Das Badische Staatsballett beteiligt sich mit einer Premiere am 16. November im Großen Haus des Staatstheaters am Festival. In dem dreiteiligen Tanzabend „Leuchtfeuer“ setzt sich der neue Leiter Raimondo Rebeck in „A Journey of a Memory“ mit Abschied und Verlust auseinander. Hauschoreografin Kristina Paulin hat Franz Kafkas Romanfragment „Das Schloss“ als Vorlage ihrer gleichnamigen Choreografie gewählt, um zeitlos aktuelle Themen wie Bürokratie, Macht sowie die Suche nach Zugehörigkeit und Identität in den Focus zu rücken. Zu sehen war das Stück bereits gerade erst beim Abend unter dem Titel „Tanzkraftwerk“. In „Cantata“, einem modernen Klassiker von Mauro Bigonzetti, wird die Schönheit und Lebensfreude Italiens gefeiert.
Ins Tollhaus kommt das Xiexin Dance Theatre aus Shanghai am 17. November mit einem abendfüllenden Stück voller Poesie und Gefühl. „From IN“ geht vom chinesischen Schriftzeichen für „Mensch“ aus, das aus zwei Strichen besteht. Choreografin Xie Xin spielt mit diesen zwei Linien, die sich begegnen, so wie sich Tradition und Modernität im Tanz begegnen können. Bei der Aufführung Tanz pur an, nichts lenkt von den Tänzerinnen und Tänzern ab.
Das Festival Tanz Karlsruhe bietet auch der regionalen Szene ein Forum. Der Klassiker ist am 9. und 10. November die „Lange Nacht der kurzen Stücke“, wie immer im Tempel – die Karten sind schnell ausverkauft. In der Reihe „Starke Stücke aus Baden-Württemberg“ ist „cie.los – under construction“ am 21. und 22. November im P8 zu sehen. Hier erkunden acht Tänzerinnen und Tänzer, wie die Zukunft aussehen könnte. Verschiedene Möglichkeiten werden durchgespielt beziehungsweise durchgetanzt, hinterher gibt es ein Nachgespräch mit dem Publikum und am 22. November auch eine Party.

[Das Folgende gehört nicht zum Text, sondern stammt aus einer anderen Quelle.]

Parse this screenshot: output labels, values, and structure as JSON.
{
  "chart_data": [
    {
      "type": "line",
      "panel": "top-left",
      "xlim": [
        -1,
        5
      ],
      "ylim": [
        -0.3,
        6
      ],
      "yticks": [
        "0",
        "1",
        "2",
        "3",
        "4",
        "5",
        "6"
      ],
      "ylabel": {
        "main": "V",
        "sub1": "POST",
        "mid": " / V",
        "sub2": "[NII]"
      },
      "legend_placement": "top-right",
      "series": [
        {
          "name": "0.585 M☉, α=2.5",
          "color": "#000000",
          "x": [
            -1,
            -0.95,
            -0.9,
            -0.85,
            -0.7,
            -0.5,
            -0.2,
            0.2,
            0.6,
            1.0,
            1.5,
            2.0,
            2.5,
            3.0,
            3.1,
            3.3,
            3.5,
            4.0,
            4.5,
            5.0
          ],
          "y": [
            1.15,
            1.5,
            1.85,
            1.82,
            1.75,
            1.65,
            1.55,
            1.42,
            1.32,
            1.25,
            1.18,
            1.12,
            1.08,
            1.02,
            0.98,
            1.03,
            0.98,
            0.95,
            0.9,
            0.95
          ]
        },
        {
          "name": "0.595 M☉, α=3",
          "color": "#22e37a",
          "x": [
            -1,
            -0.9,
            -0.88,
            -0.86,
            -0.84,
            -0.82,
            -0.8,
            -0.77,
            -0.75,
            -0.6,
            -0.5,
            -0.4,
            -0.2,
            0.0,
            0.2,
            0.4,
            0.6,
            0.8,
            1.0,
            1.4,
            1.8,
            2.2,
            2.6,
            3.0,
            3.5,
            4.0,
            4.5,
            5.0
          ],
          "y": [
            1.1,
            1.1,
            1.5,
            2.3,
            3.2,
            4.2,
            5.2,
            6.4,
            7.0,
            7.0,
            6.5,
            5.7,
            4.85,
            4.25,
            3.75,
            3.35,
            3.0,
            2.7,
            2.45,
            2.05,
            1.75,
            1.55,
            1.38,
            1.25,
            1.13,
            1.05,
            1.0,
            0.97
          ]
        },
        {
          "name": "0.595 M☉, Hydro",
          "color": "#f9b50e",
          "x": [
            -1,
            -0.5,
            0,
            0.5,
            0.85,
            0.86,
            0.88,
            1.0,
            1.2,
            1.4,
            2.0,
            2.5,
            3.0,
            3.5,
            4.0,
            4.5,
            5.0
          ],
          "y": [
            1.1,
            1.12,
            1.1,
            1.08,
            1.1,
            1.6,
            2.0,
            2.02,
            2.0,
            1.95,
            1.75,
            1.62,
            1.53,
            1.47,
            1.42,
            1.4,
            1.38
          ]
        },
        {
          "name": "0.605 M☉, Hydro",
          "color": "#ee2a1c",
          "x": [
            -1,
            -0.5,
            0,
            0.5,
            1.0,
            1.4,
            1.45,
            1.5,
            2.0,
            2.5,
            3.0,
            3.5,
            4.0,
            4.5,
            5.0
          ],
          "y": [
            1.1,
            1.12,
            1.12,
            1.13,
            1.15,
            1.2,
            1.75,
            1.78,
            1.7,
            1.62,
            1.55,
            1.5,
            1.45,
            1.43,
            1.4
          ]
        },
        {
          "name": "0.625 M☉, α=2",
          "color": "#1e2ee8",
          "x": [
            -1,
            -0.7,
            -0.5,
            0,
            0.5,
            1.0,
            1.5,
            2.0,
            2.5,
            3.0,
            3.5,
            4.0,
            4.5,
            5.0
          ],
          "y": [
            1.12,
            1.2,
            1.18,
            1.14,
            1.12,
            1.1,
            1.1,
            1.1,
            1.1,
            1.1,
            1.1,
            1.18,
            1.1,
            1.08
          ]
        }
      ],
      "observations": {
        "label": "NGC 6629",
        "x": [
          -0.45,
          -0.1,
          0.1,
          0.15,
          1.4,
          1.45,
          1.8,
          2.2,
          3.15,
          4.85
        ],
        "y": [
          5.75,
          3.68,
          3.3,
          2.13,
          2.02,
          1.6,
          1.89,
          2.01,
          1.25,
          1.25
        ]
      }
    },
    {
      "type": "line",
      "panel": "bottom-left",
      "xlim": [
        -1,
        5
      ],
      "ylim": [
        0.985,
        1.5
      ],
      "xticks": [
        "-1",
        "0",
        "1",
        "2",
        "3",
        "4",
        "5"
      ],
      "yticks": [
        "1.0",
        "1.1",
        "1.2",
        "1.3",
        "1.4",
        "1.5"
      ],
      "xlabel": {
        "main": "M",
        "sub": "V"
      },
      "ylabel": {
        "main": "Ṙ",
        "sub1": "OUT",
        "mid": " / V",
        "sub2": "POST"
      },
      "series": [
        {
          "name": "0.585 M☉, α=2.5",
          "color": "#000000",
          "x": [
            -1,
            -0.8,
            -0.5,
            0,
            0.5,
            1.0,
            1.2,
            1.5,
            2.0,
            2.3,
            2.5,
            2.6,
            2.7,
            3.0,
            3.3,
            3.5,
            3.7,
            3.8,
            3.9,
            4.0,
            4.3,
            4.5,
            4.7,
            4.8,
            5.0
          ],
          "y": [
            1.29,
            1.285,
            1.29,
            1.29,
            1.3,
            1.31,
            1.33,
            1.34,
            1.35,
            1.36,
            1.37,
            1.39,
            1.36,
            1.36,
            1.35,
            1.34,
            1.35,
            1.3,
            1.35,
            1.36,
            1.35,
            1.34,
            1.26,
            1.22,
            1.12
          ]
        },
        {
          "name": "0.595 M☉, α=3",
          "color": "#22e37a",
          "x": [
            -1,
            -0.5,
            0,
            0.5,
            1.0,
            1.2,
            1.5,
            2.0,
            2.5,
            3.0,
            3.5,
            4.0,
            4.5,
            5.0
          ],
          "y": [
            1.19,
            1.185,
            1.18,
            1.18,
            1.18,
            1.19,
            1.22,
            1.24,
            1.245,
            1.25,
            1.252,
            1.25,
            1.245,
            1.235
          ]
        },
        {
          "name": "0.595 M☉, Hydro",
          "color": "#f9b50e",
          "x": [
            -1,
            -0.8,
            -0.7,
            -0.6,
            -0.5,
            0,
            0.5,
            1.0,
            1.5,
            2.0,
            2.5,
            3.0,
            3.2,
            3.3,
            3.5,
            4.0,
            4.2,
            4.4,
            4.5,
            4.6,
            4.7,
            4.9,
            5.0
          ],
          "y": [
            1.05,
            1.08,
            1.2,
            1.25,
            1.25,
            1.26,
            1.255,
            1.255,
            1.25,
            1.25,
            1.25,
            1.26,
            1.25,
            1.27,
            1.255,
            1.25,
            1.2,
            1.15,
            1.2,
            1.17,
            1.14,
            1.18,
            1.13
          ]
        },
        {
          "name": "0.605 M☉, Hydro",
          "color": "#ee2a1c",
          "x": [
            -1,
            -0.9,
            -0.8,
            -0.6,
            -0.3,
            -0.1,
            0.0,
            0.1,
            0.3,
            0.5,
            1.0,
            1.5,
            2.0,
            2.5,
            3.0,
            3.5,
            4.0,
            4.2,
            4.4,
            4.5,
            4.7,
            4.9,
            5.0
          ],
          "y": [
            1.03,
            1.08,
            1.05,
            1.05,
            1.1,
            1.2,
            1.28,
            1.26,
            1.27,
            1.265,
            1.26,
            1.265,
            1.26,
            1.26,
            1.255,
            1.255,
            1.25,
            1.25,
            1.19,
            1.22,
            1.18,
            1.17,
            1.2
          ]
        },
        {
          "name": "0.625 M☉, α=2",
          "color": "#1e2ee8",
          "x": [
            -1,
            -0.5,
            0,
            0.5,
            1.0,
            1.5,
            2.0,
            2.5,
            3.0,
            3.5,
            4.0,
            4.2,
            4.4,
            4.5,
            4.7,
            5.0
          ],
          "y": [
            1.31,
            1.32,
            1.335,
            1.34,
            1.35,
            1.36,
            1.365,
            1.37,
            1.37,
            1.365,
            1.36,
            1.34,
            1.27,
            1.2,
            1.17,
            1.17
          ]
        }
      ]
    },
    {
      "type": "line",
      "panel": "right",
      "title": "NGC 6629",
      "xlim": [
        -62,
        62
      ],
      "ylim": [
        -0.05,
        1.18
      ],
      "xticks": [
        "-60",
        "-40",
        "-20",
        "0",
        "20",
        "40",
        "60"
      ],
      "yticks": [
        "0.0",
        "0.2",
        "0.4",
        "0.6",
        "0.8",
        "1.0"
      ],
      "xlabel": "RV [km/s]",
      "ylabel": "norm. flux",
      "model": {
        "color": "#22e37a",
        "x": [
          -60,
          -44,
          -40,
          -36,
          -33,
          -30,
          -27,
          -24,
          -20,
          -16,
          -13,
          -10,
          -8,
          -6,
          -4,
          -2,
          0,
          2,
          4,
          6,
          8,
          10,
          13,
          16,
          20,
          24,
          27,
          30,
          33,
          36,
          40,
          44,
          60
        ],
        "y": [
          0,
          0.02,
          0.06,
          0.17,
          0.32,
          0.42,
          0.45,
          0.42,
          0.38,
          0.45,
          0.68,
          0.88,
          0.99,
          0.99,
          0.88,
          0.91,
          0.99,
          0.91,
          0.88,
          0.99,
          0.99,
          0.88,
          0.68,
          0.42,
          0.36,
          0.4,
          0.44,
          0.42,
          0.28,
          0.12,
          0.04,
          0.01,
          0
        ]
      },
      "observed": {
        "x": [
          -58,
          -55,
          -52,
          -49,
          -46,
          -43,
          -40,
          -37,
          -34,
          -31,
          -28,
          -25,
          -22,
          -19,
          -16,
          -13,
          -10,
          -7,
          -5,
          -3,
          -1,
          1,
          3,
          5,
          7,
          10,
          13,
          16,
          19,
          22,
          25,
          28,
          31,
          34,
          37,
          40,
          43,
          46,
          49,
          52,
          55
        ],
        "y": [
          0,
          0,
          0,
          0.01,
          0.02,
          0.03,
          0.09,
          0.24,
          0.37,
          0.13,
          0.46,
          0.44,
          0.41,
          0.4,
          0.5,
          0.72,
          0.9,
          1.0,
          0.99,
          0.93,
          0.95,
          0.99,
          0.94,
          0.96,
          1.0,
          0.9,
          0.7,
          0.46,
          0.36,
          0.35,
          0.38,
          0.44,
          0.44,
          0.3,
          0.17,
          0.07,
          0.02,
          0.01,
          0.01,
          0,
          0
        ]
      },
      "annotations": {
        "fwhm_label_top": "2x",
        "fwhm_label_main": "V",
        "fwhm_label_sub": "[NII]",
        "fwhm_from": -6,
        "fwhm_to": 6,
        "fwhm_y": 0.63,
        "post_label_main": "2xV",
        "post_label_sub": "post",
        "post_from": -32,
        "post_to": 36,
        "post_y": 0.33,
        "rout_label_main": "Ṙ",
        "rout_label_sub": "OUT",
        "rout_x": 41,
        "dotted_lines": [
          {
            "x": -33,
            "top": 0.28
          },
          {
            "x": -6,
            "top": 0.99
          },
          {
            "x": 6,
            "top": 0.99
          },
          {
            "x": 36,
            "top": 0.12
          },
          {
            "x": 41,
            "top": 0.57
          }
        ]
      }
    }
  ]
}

Mitmachen im Bewegungschor
Zum Festivalfinale am 30. November und 1. Dezember lädt das Dagada Dance Team aus Freiburg dazu ein, als Bewegungschor mitzumachen bei „How Soon Is Now? Performing Cities“. Bewerben kann man sich jetzt über die Homepage kulturzentrum-tempel.de. Dann steht man auf der Bühne des Tollhauses inmitten von Nebel- und Lichtkompositionen und erschafft zusammen mit drei Profis Bilder zu Überforderung, Verdrängung, Schuld, aber auch zu Hoffnung.